Tout en rappelant que l’Holocauste visait en premier lieu les Juifs, le directeur du mémorial de Yad Vashem à Jérusalem, Dani Dayan, a salué cet élargissement du travail de mémoire entrepris par les députés allemands.
« L’Holocauste était une attaque contre l’humanité : contre les personnes LGBTQ, les Roms et les Sintis, les personnes souffrant de handicaps mentaux, mais en particulier contre les Juifs », a-t-il dit à l’AFP lors d’une récente visite à Berlin .
« Nous respectons et honorons toutes les victimes », a-t-il ajouté.
Lors de la cérémonie qui doit se tenir dans le bâtiment historique du Reichstag, au coeur de Berlin, la Néerlandaise de confession juive Rozette Kats, 80 ans, dont les parents ont péri à Auschwitz, s’exprimera dans l’hémicycle.
Près de 80 ans après la libération des camps, Il n’y aura pas de témoignage d’un survivant de l’époque nazie appartenant à la communauté LGBTI+, a indiqué Mme Bas. Des acteurs liront à la place des textes relatant des histoires tragiques de victimes homosexuelles sous le régime hitlérien.
L’Allemand Klaus Schirdewahn, condamné en 1964 en raison de son homosexualité, viendra lui témoigner en souvenir de tous ceux qui ont continué à être poursuivis après la guerre, au titre de la même législation mise en place sous Hitler.
En Allemagne de l’Ouest, le paragraphe 175 du code pénal criminalisant l’homosexualité sera rétabli dans sa version d’avant le nazisme en 1969, avant d’être entièrement aboli en 1994. Dans l’ex-RDA, il restera en vigueur jusqu’à 1968.

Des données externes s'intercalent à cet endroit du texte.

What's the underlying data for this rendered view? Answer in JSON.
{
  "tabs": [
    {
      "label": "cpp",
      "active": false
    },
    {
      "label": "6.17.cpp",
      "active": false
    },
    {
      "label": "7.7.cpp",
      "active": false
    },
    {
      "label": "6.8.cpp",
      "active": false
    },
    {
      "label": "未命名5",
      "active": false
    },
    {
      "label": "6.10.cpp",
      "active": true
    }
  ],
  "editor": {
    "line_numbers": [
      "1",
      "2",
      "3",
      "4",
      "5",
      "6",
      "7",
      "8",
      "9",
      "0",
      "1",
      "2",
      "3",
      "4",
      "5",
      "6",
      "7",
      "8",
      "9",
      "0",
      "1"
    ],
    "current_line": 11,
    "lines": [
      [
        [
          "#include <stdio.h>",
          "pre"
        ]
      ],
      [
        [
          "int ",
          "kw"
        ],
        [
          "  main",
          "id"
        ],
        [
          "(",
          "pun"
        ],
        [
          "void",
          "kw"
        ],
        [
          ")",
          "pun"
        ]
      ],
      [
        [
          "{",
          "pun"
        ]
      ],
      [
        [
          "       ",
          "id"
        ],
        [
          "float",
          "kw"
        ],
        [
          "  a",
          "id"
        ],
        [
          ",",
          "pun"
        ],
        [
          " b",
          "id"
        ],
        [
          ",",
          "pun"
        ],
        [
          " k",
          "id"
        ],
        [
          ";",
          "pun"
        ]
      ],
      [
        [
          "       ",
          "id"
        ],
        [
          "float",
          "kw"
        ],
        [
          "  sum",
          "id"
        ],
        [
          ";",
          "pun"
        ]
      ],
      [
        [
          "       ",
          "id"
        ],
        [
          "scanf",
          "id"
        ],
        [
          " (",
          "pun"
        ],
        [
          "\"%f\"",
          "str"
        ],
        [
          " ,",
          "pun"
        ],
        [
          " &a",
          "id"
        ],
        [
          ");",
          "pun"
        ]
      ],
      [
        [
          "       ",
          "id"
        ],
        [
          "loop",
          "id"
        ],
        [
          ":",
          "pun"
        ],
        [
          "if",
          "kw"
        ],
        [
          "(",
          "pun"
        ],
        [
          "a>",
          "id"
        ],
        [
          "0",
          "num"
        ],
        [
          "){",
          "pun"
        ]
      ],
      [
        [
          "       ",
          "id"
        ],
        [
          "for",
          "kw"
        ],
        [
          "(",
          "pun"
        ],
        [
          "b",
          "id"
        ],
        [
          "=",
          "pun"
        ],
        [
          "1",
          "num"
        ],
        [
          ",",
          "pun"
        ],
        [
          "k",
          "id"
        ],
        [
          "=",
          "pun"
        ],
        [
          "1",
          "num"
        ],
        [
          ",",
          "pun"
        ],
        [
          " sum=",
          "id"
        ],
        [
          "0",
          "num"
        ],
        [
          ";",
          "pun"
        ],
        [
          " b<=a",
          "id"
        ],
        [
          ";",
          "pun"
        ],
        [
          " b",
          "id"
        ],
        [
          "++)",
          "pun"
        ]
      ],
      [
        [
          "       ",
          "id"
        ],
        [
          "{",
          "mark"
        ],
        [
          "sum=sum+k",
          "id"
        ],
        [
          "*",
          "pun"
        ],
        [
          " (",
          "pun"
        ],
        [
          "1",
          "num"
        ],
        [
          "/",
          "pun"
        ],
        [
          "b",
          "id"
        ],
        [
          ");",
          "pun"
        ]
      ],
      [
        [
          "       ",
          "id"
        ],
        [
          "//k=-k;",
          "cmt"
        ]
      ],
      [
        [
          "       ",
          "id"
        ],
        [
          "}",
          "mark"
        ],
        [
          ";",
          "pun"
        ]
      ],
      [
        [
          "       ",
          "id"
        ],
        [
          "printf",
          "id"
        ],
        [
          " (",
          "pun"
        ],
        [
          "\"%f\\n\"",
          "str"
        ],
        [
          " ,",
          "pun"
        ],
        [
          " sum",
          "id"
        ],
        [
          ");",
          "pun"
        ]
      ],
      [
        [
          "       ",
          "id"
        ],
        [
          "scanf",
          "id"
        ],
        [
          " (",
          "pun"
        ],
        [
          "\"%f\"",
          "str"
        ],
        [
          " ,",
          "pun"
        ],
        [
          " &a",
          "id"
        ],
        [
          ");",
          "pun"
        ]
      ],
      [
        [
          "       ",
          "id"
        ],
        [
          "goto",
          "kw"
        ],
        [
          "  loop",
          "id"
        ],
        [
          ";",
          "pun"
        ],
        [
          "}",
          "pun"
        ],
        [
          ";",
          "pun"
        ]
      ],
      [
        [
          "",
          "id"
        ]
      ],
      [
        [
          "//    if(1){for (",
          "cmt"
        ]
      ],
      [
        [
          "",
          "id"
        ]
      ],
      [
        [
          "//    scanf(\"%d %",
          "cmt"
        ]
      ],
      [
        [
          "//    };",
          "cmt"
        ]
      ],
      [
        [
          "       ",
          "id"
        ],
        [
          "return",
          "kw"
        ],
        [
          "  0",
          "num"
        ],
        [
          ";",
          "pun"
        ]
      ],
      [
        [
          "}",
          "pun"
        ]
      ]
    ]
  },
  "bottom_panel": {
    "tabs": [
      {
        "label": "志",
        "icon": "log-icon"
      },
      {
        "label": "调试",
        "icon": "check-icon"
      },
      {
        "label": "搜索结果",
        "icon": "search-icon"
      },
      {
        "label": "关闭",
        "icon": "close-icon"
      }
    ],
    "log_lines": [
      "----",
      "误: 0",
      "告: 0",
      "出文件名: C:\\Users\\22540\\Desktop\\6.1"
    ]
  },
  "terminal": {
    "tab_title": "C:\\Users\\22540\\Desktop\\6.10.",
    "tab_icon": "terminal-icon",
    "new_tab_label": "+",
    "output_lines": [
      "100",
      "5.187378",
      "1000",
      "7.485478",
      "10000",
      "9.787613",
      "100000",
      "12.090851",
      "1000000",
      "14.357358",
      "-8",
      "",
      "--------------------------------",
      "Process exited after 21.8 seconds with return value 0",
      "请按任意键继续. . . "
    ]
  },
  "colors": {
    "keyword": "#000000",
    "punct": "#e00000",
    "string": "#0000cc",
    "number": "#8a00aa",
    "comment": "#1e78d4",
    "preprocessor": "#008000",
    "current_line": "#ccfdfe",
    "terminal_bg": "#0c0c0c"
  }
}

La réhabilitation des condamnés de la période nazie sera ensuite votée en 2002, dans l’Allemagne réunifiée.
Mais il faudra attendre mars 2017 pour que le gouvernement réhabilite aussi les quelque 50 000 personnes poursuivies après 1945, et leur accordent des indemnisations.
A cette date, « beaucoup des victimes n’étaient plus en vie », a regretté la présidente du Bundestag.